Plaintiffs further contend that the district court erred in its determination that
to succeed on their retaliation claim a constitutional right or liberty interest must be
at issue. To state a claim of retaliation an inmate must: (1) allege the violation of a
specific constitutional right, and (2) establish that but for the retaliatory motive the
complained of incident would not have occurred.2 The district court correctly stated
the law. Further, plaintiffs cannot succeed on their retaliation claim because they
have adduced no competent summary judgment evidence establishing that their
contact-visit privileges were suspended for any reason other than prison security.
Plaintiffs also maintain that the defendants are not entitled to immunity under
the eleventh amendment for their American’s with Disabilities Act and
Rehabilitation Act claims, and, therefore, the district court erred in determining that
they were entitled to qualified immunity. Plaintiffs confuse sovereign immunity with
qualified immunity, which we have held applicable to both ADA and Rehabilitation
Act claims.3
1
Skotak v. Tenneco Resins, Inc., 953 F.2d 909 (5th Cir. 1992).
2
Woods v. Smith, 60 F.3d 1161 (5th Cir. 1995).
3
Hall v. Thomas, 190 F.3d 693 (5th Cir. 1999) (ADA); McGregor v. La. State
Univ. Bd. of Supervisors, 3 F.3d 850 (5th Cir. 1993) (Rehabilitation Act).

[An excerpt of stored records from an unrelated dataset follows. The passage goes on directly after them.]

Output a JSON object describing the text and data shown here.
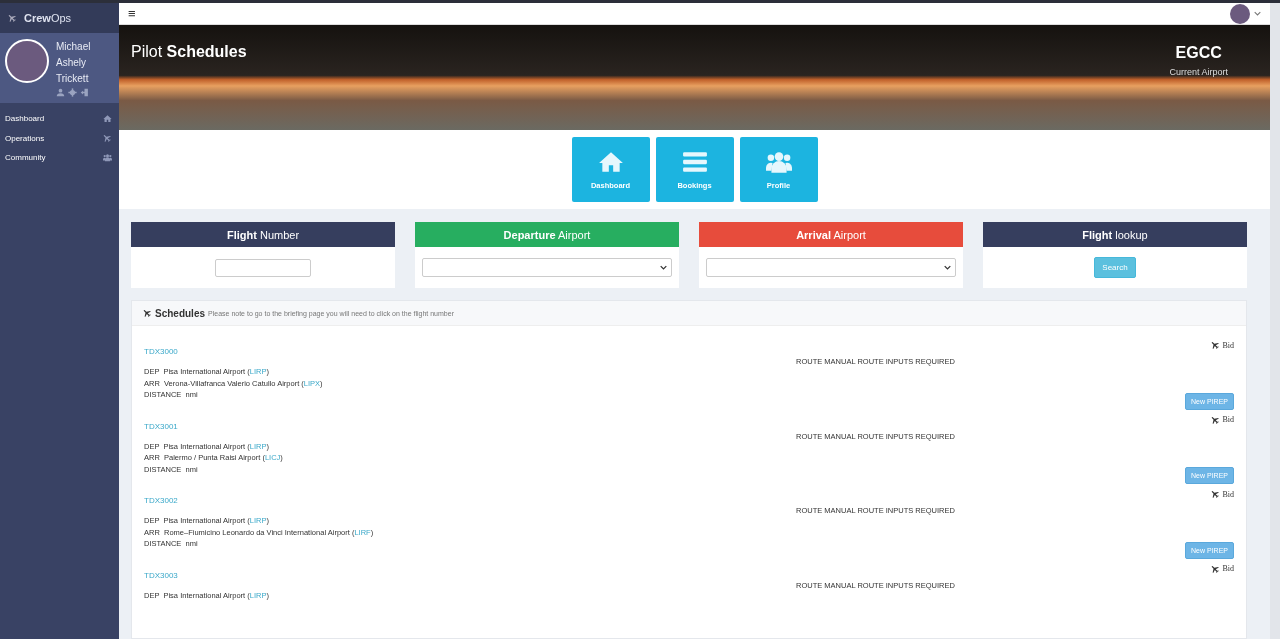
{
  "sidebar": {
    "brand": "**Crew**Ops",
    "user": {
      "name": "Michael Ashely Trickett"
    },
    "nav": [
      {
        "label": "Dashboard"
      },
      {
        "label": "Operations"
      },
      {
        "label": "Community"
      }
    ]
  },
  "topbar": {
    "menu": "≡"
  },
  "hero": {
    "title": "Pilot **Schedules**",
    "airport": "EGCC",
    "airport_label": "Current Airport"
  },
  "tiles": [
    {
      "label": "Dashboard"
    },
    {
      "label": "Bookings"
    },
    {
      "label": "Profile"
    }
  ],
  "filters": [
    {
      "title": "**Flight** Number",
      "color": "#363e5e",
      "kind": "input"
    },
    {
      "title": "**Departure** Airport",
      "color": "#27ae60",
      "kind": "select"
    },
    {
      "title": "**Arrival** Airport",
      "color": "#e74c3c",
      "kind": "select"
    },
    {
      "title": "**Flight** lookup",
      "color": "#363e5e",
      "kind": "button",
      "button": "Search"
    }
  ],
  "schedules": {
    "title": "Schedules",
    "note": "Please note to go to the briefing page you will need to click on the flight number",
    "flights": [
      {
        "number": "TDX3000",
        "dep": {
          "text": "DEP  Pisa International Airport (",
          "code": "LIRP",
          "end": ")"
        },
        "arr": {
          "text": "ARR  Verona-Villafranca Valerio Catullo Airport (",
          "code": "LIPX",
          "end": ")"
        },
        "distance": "DISTANCE  nmi",
        "route": "ROUTE  MANUAL ROUTE INPUTS REQUIRED",
        "bid": "Bid",
        "pirep": "New PIREP"
      },
      {
        "number": "TDX3001",
        "dep": {
          "text": "DEP  Pisa International Airport (",
          "code": "LIRP",
          "end": ")"
        },
        "arr": {
          "text": "ARR  Palermo / Punta Raisi Airport (",
          "code": "LICJ",
          "end": ")"
        },
        "distance": "DISTANCE  nmi",
        "route": "ROUTE  MANUAL ROUTE INPUTS REQUIRED",
        "bid": "Bid",
        "pirep": "New PIREP"
      },
      {
        "number": "TDX3002",
        "dep": {
          "text": "DEP  Pisa International Airport (",
          "code": "LIRP",
          "end": ")"
        },
        "arr": {
          "text": "ARR  Rome–Fiumicino Leonardo da Vinci International Airport (",
          "code": "LIRF",
          "end": ")"
        },
        "distance": "DISTANCE  nmi",
        "route": "ROUTE  MANUAL ROUTE INPUTS REQUIRED",
        "bid": "Bid",
        "pirep": "New PIREP"
      },
      {
        "number": "TDX3003",
        "dep": {
          "text": "DEP  Pisa International Airport (",
          "code": "LIRP",
          "end": ")"
        },
        "route": "ROUTE  MANUAL ROUTE INPUTS REQUIRED",
        "bid": "Bid"
      }
    ]
  }
}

For the first time on appeal, plaintiffs submit that Carlson was retaliated
against by prison officials for his participation in this lawsuit when he was
transferred to the Stiles Unit and when he was denied parole on false grounds.
These arguments are raised for the first time on appeal. We lack jurisdiction to
consider same.4
Plaintiffs raise the following issues for the first time in their reply brief: (1)
the district court erred in denying their access-to-the-courts claim on the basis that
they were not prevented from litigating this case, when, in fact, the claim was based
on alleged retaliatory conduct; and (2) they were denied their rights to due process
and equal protection because the defendants refused to disclose the nature of the
alleged security threat. Arguments raised for the first time in a reply brief are not
considered.5
Plaintiffs finally contend that the district court erred when it denied them an
opportunity to conduct discovery and to amend their complaint relative to whether
the prison’s visitor program received or benefitted from federal funds for purposes
of their Rehabilitation Act claim. This contention lacks merit. Even if plaintiffs
could establish the requisite federal-funding nexus, they have adduced no evidence
whatsoever demonstrating that contact visitation privileges were suspended for
reasons other than institutional security.
4
Leverette v. Louisville Ladder Co., 183 F.3d 339 (5th Cir. 1999), cert. denied,
528 U.S. 1138 (2000).
5
Taita Chem. Co. v. Westlake Styrene Corp., 246 F.3d 377 (5th Cir. 2001)
(appellant cannot preserve error on claims through a reply brief); Cavallini v. State Farm
Mut. Auto Ins. Co., 44 F.3d 256 (5th Cir. 1995).
Plaintiffs have moved to strike the appellees’ letter brief. That motion is
DENIED.
The judgment of the district court is AFFIRMED.